18.1 Bestemmingsomschrijving
De voor 'Waarde - Beschermd stadsgezicht - 2' aangewezen gronden zijn, naast het bepaalde in de andere voor die gronden aangewezen bestemmingen, bestemd voor het behoud (en herstel) van de ruimtelijke en functionele karakteristiek van het gebied.

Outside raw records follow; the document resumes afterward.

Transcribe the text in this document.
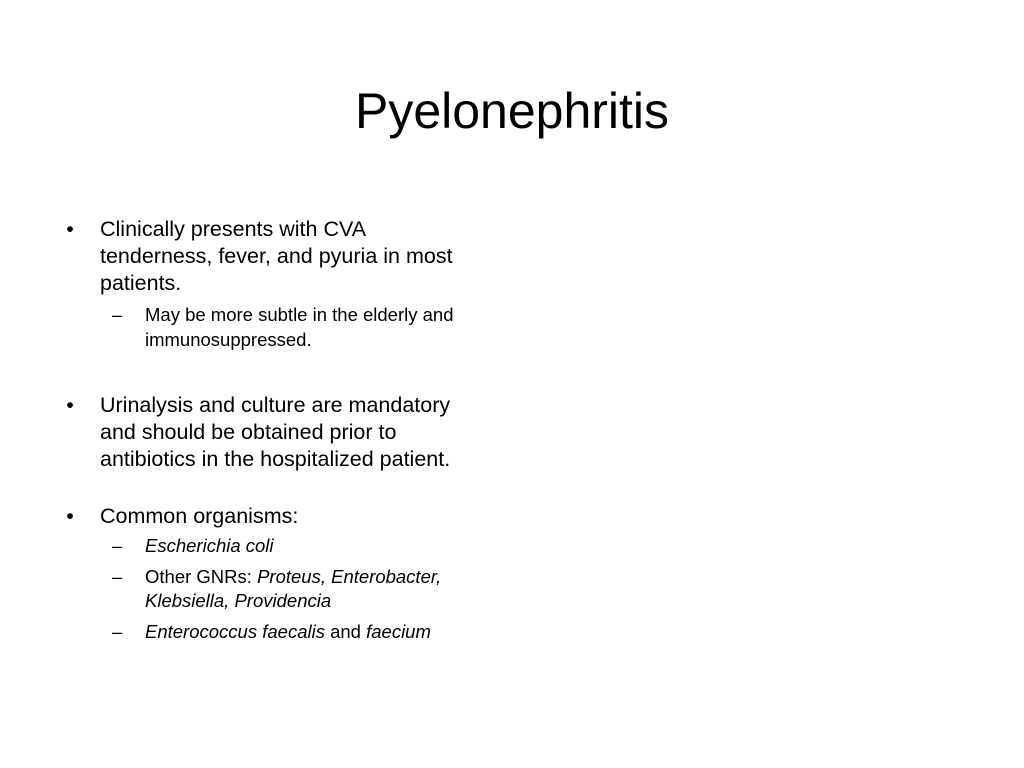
Pyelonephritis
• Clinically presents with CVA tenderness, fever, and pyuria in most patients.
– May be more subtle in the elderly and immunosuppressed.
• Urinalysis and culture are mandatory and should be obtained prior to antibiotics in the hospitalized patient.
• Common organisms:
– Escherichia coli
– Other GNRs: Proteus, Enterobacter, Klebsiella, Providencia
– Enterococcus faecalis and faecium
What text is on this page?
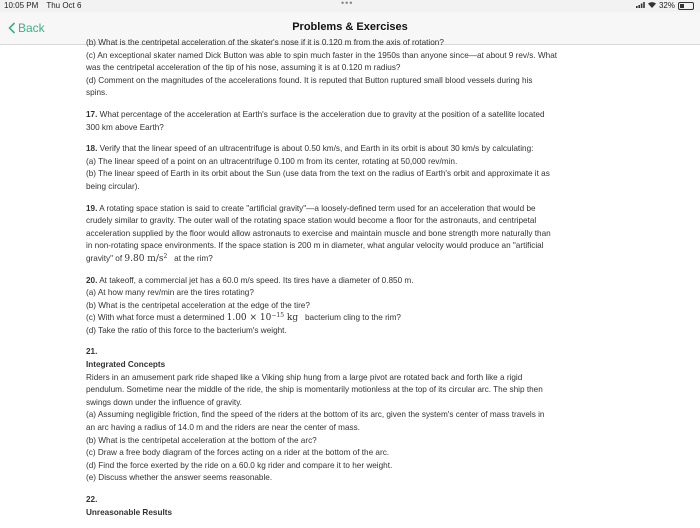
10:05 PM Thu Oct 6	•••	32%
Back	Problems & Exercises

(b) What is the centripetal acceleration of the skater's nose if it is 0.120 m from the axis of rotation?

(c) An exceptional skater named Dick Button was able to spin much faster in the 1950s than anyone since—at about 9 rev/s. What

was the centripetal acceleration of the tip of his nose, assuming it is at 0.120 m radius?

(d) Comment on the magnitudes of the accelerations found. It is reputed that Button ruptured small blood vessels during his

spins.

17. What percentage of the acceleration at Earth's surface is the acceleration due to gravity at the position of a satellite located

300 km above Earth?

18. Verify that the linear speed of an ultracentrifuge is about 0.50 km/s, and Earth in its orbit is about 30 km/s by calculating:

(a) The linear speed of a point on an ultracentrifuge 0.100 m from its center, rotating at 50,000 rev/min.

(b) The linear speed of Earth in its orbit about the Sun (use data from the text on the radius of Earth's orbit and approximate it as

being circular).

19. A rotating space station is said to create "artificial gravity"—a loosely-defined term used for an acceleration that would be

crudely similar to gravity. The outer wall of the rotating space station would become a floor for the astronauts, and centripetal

acceleration supplied by the floor would allow astronauts to exercise and maintain muscle and bone strength more naturally than

in non-rotating space environments. If the space station is 200 m in diameter, what angular velocity would produce an "artificial

gravity" of 9.80 $m/s^2$ at the rim?

20. At takeoff, a commercial jet has a 60.0 m/s speed. Its tires have a diameter of 0.850 m.

(a) At how many rev/min are the tires rotating?

(b) What is the centripetal acceleration at the edge of the tire?

(c) With what force must a determined $1.00 \times 10^{-15}$ kg bacterium cling to the rim?

(d) Take the ratio of this force to the bacterium's weight.

21.

Integrated Concepts

Riders in an amusement park ride shaped like a Viking ship hung from a large pivot are rotated back and forth like a rigid

pendulum. Sometime near the middle of the ride, the ship is momentarily motionless at the top of its circular arc. The ship then

swings down under the influence of gravity.

(a) Assuming negligible friction, find the speed of the riders at the bottom of its arc, given the system's center of mass travels in

an arc having a radius of 14.0 m and the riders are near the center of mass.

(b) What is the centripetal acceleration at the bottom of the arc?

(c) Draw a free body diagram of the forces acting on a rider at the bottom of the arc.

(d) Find the force exerted by the ride on a 60.0 kg rider and compare it to her weight.

(e) Discuss whether the answer seems reasonable.

22.

Unreasonable Results
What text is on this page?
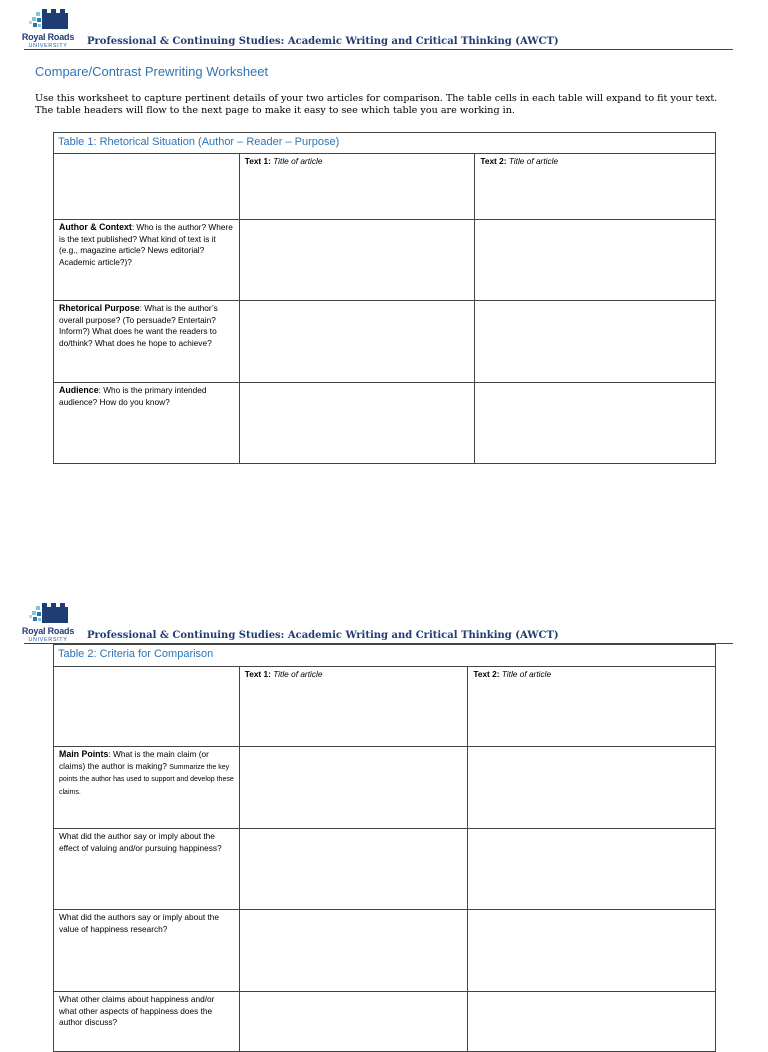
Royal Roads
UNIVERSITY	Professional & Continuing Studies: Academic Writing and Critical Thinking (AWCT)
Compare/Contrast Prewriting Worksheet
Use this worksheet to capture pertinent details of your two articles for comparison. The table cells in each table will expand to fit your text. The table headers will flow to the next page to make it easy to see which table you are working in.
Table 1: Rhetorical Situation (Author – Reader – Purpose)		
	Text 1: Title of article	Text 2: Title of article
Author & Context: Who is the author? Where is the text published? What kind of text is it (e.g., magazine article? News editorial? Academic article?)?		
Rhetorical Purpose: What is the author’s overall purpose? (To persuade? Entertain? Inform?) What does he want the readers to do/think? What does he hope to achieve?		
Audience: Who is the primary intended audience? How do you know?		
Royal Roads
UNIVERSITY	Professional & Continuing Studies: Academic Writing and Critical Thinking (AWCT)
Table 2: Criteria for Comparison		
	Text 1: Title of article	Text 2: Title of article
Main Points: What is the main claim (or claims) the author is making? Summarize the key points the author has used to support and develop these claims.		
What did the author say or imply about the effect of valuing and/or pursuing happiness?		
What did the authors say or imply about the value of happiness research?		
What other claims about happiness and/or what other aspects of happiness does the author discuss?		
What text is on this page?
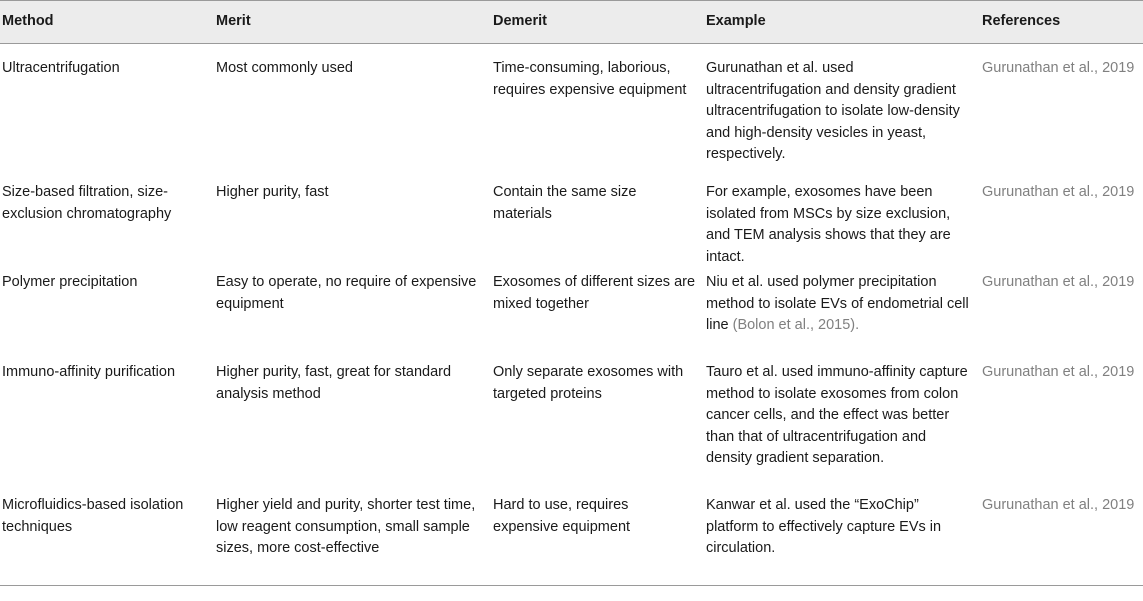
Method	Merit	Demerit	Example	References

Ultracentrifugation	Most commonly used	Time-consuming, laborious, requires expensive equipment	Gurunathan et al. used ultracentrifugation and density gradient ultracentrifugation to isolate low-density and high-density vesicles in yeast, respectively.	Gurunathan et al., 2019

Size-based filtration, size-exclusion chromatography	Higher purity, fast	Contain the same size materials	For example, exosomes have been isolated from MSCs by size exclusion, and TEM analysis shows that they are intact.	Gurunathan et al., 2019

Polymer precipitation	Easy to operate, no require of expensive equipment	Exosomes of different sizes are mixed together	Niu et al. used polymer precipitation method to isolate EVs of endometrial cell line (Bolon et al., 2015).	Gurunathan et al., 2019

Immuno-affinity purification	Higher purity, fast, great for standard analysis method	Only separate exosomes with targeted proteins	Tauro et al. used immuno-affinity capture method to isolate exosomes from colon cancer cells, and the effect was better than that of ultracentrifugation and density gradient separation.	Gurunathan et al., 2019

Microfluidics-based isolation techniques	Higher yield and purity, shorter test time, low reagent consumption, small sample sizes, more cost-effective	Hard to use, requires expensive equipment	Kanwar et al. used the “ExoChip” platform to effectively capture EVs in circulation.	Gurunathan et al., 2019
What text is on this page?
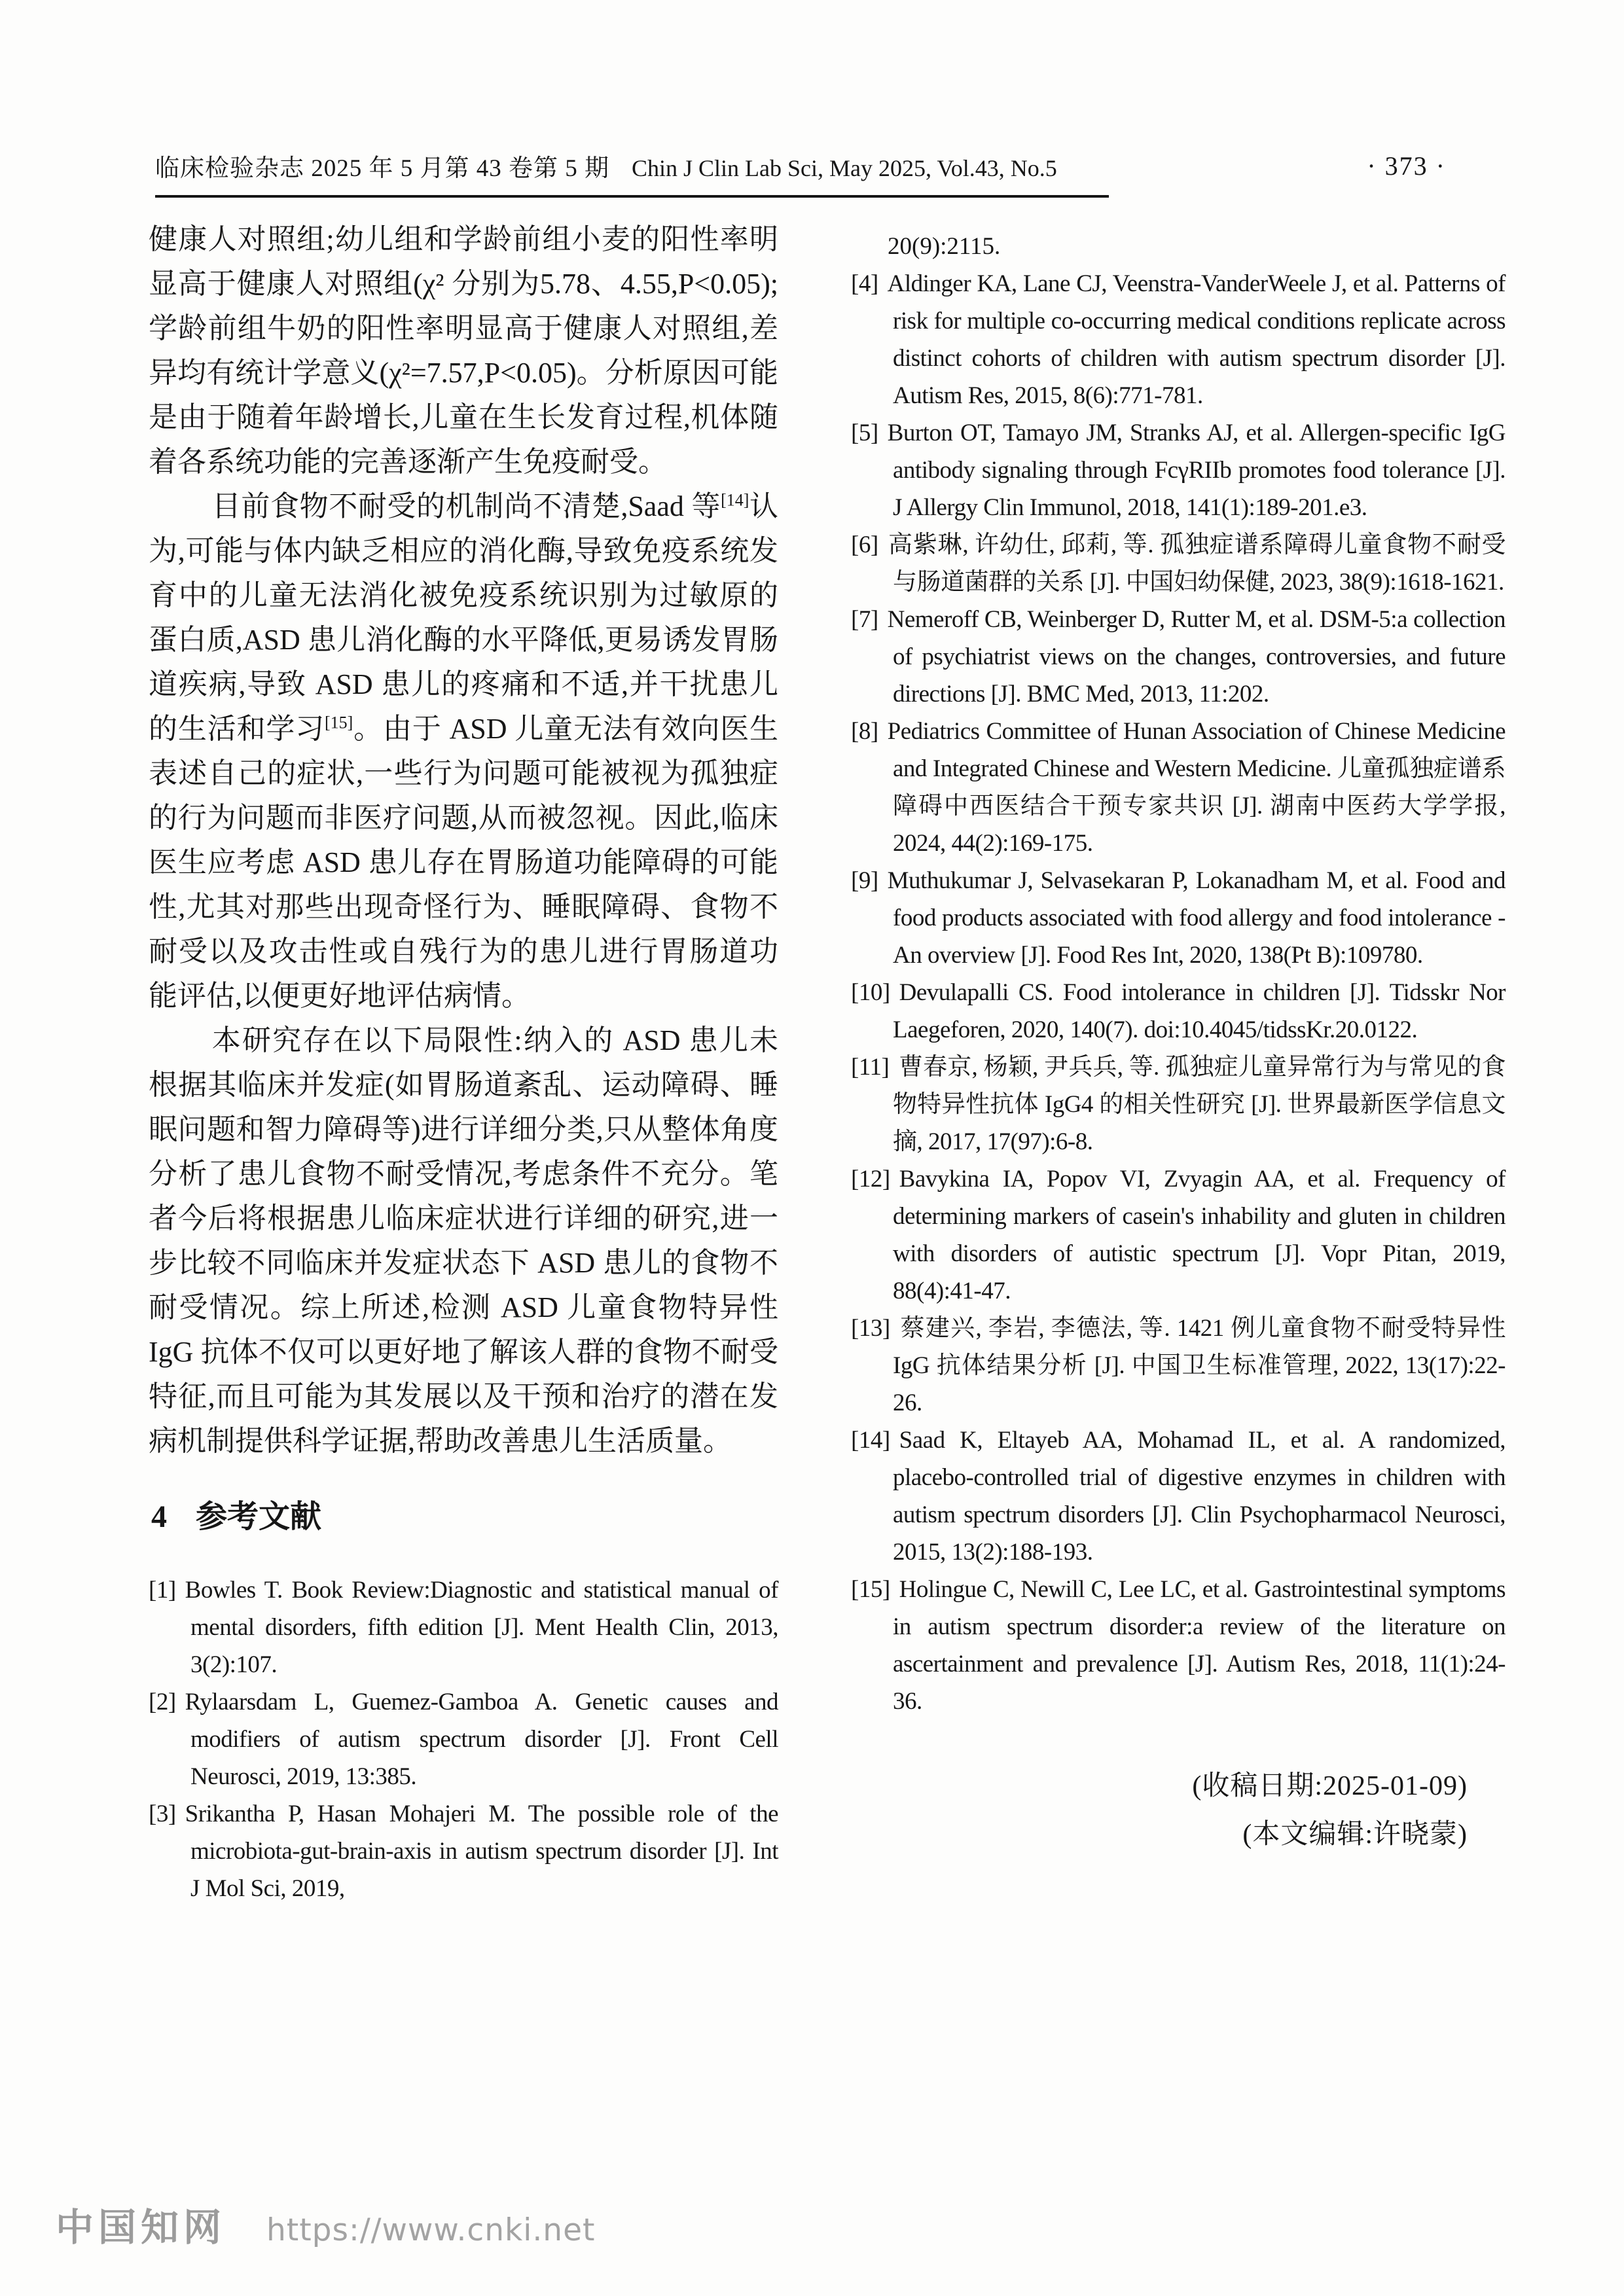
临床检验杂志 2025 年 5 月第 43 卷第 5 期 Chin J Clin Lab Sci, May 2025, Vol.43, No.5	· 373 ·

健康人对照组;幼儿组和学龄前组小麦的阳性率明显高于健康人对照组(χ² 分别为5.78、4.55,P<0.05);学龄前组牛奶的阳性率明显高于健康人对照组,差异均有统计学意义(χ²=7.57,P<0.05)。分析原因可能是由于随着年龄增长,儿童在生长发育过程,机体随着各系统功能的完善逐渐产生免疫耐受。

目前食物不耐受的机制尚不清楚,Saad 等[14]认为,可能与体内缺乏相应的消化酶,导致免疫系统发育中的儿童无法消化被免疫系统识别为过敏原的蛋白质,ASD 患儿消化酶的水平降低,更易诱发胃肠道疾病,导致 ASD 患儿的疼痛和不适,并干扰患儿的生活和学习[15]。由于 ASD 儿童无法有效向医生表述自己的症状,一些行为问题可能被视为孤独症的行为问题而非医疗问题,从而被忽视。因此,临床医生应考虑 ASD 患儿存在胃肠道功能障碍的可能性,尤其对那些出现奇怪行为、睡眠障碍、食物不耐受以及攻击性或自残行为的患儿进行胃肠道功能评估,以便更好地评估病情。

本研究存在以下局限性:纳入的 ASD 患儿未根据其临床并发症(如胃肠道紊乱、运动障碍、睡眠问题和智力障碍等)进行详细分类,只从整体角度分析了患儿食物不耐受情况,考虑条件不充分。笔者今后将根据患儿临床症状进行详细的研究,进一步比较不同临床并发症状态下 ASD 患儿的食物不耐受情况。综上所述,检测 ASD 儿童食物特异性 IgG 抗体不仅可以更好地了解该人群的食物不耐受特征,而且可能为其发展以及干预和治疗的潜在发病机制提供科学证据,帮助改善患儿生活质量。

4 参考文献
[1] Bowles T. Book Review:Diagnostic and statistical manual of mental disorders, fifth edition [J]. Ment Health Clin, 2013, 3(2):107.
[2] Rylaarsdam L, Guemez-Gamboa A. Genetic causes and modifiers of autism spectrum disorder [J]. Front Cell Neurosci, 2019, 13:385.
[3] Srikantha P, Hasan Mohajeri M. The possible role of the microbiota-gut-brain-axis in autism spectrum disorder [J]. Int J Mol Sci, 2019,

20(9):2115.

[4] Aldinger KA, Lane CJ, Veenstra-VanderWeele J, et al. Patterns of risk for multiple co-occurring medical conditions replicate across distinct cohorts of children with autism spectrum disorder [J]. Autism Res, 2015, 8(6):771-781.
[5] Burton OT, Tamayo JM, Stranks AJ, et al. Allergen-specific IgG antibody signaling through FcγRIIb promotes food tolerance [J]. J Allergy Clin Immunol, 2018, 141(1):189-201.e3.
[6] 高紫琳, 许幼仕, 邱莉, 等. 孤独症谱系障碍儿童食物不耐受与肠道菌群的关系 [J]. 中国妇幼保健, 2023, 38(9):1618-1621.
[7] Nemeroff CB, Weinberger D, Rutter M, et al. DSM-5:a collection of psychiatrist views on the changes, controversies, and future directions [J]. BMC Med, 2013, 11:202.
[8] Pediatrics Committee of Hunan Association of Chinese Medicine and Integrated Chinese and Western Medicine. 儿童孤独症谱系障碍中西医结合干预专家共识 [J]. 湖南中医药大学学报, 2024, 44(2):169-175.
[9] Muthukumar J, Selvasekaran P, Lokanadham M, et al. Food and food products associated with food allergy and food intolerance - An overview [J]. Food Res Int, 2020, 138(Pt B):109780.
[10] Devulapalli CS. Food intolerance in children [J]. Tidsskr Nor Laegeforen, 2020, 140(7). doi:10.4045/tidssKr.20.0122.
[11] 曹春京, 杨颖, 尹兵兵, 等. 孤独症儿童异常行为与常见的食物特异性抗体 IgG4 的相关性研究 [J]. 世界最新医学信息文摘, 2017, 17(97):6-8.
[12] Bavykina IA, Popov VI, Zvyagin AA, et al. Frequency of determining markers of casein's inhability and gluten in children with disorders of autistic spectrum [J]. Vopr Pitan, 2019, 88(4):41-47.
[13] 蔡建兴, 李岩, 李德法, 等. 1421 例儿童食物不耐受特异性 IgG 抗体结果分析 [J]. 中国卫生标准管理, 2022, 13(17):22-26.
[14] Saad K, Eltayeb AA, Mohamad IL, et al. A randomized, placebo-controlled trial of digestive enzymes in children with autism spectrum disorders [J]. Clin Psychopharmacol Neurosci, 2015, 13(2):188-193.
[15] Holingue C, Newill C, Lee LC, et al. Gastrointestinal symptoms in autism spectrum disorder:a review of the literature on ascertainment and prevalence [J]. Autism Res, 2018, 11(1):24-36.
(收稿日期:2025-01-09)
(本文编辑:许晓蒙)
中国知网 https://www.cnki.net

Deze ruimtelijke en functionele karakteristiek kenmerkt zich door:
- de gaafheid van het op de historische structuur geent ruimtelijk concept binnen de contouren van de voormalige zuidelijke vestingwerken, bestaande uit zes gebieden in een groene eilandstructuur;
- de eilandstructuur en de individuele setting van royale villa's op ruime kavels met een grote variatie in architectuur en verschijningsvorm;
- het ruime profiel: groene achtertuinen - vrijstaande villabebouwing - voortuinen, al dan niet voorzien van boombeplanting - erfafscheiding, bestaande uit ijzeren hekwerken - openbaar voetpad met boombeplanting - rijbaan - openbaar voetpad met boombeplanting - erfafscheiding, bestaande uit ijzeren hekwerken - voortuinen, al dan niet voorzien van boombeplanting - vrijstaande villabebouwing - groene achtertuinen;
- de rijke architectuur van een groot aantal villa's;
- het scherpe contrast tussen het open parkachtige karakter van het villagebied met enerzijds de gesloten, in de rooilijn geplaatste bebouwing aan de Parklaan en anderzijds de openheid naar het Verbindingskanaal;
- de tuinen met geboomte, die de bouwmassa's omringen en die in veel gevallen worden omzoomd door voor de bouwtijd karakteristieke ijzeren hekwerken;
- de visuele relatie met het Verbindingskanaal en de verschillende zichtassen vanuit het park naar het Verbindingskanaal.
18.2 Nadere eisen
Burgemeester en wethouders kunnen nadere eisen stellen aan het aantal, de plaats, de afmetingen en de gevelindeling van de bebouwing, ten behoeve van het behoud (en herstel) van de ruimtelijke en functionele karakteristiek van het gebied, zoals beschreven in lid 18.1.
18.3 Omgevingsvergunning voor het uitvoeren een werk, geen bouwwerk zijnde, of van werkzaamheden
18.3.1 Vergunningplicht
Het is verboden om zonder omgevingsvergunning voor het uitvoeren van een werk, geen bouwwerk zijnde, of werkzaamheden de volgende activiteiten uit te voeren, zulks ongeacht het bepaalde in de regels bij de andere op deze gronden van toepassing zijnde bestemmingen:
-
a. het aanleggen van verharde wegen, paden, in - en uitritten, parkeervoorzieningen of terrassen;
-
b. het verwijderen van de houtopstanden;
-
c. het afgraven of ophogen van de gronden met meer dan 40 centimeter.
18.3.2 Uitzondering op de vergunningplicht
Het in lid 18.3.1 vervatte verbod is niet van toepassing op een werk, geen bouwwerk zijnde, of werkzaamheden:
-
a. die het normale onderhoud betreffen;
-
b. die reeds in uitvoering zijn op het tijdstip van het van kracht worden van dit plan;
-
c. die deel uitmaken van activiteiten die worden uitgevoerd in het kader van een beheers- of inrichtingsplan dat door burgemeester en wethouders is geaccepteerd.
18.3.3 Voorwaarden voor vergunningverlening
De omgevingsvergunning voor het uitvoeren van een werk, geen bouwwerk zijnde, of werkzaamheden wordt niet verleend indien onevenredige afbreuk wordt gedaan aan de ruimtelijke en functionele karakteristiek van het gebied overeenkomstig het bepaalde in lid 18.1.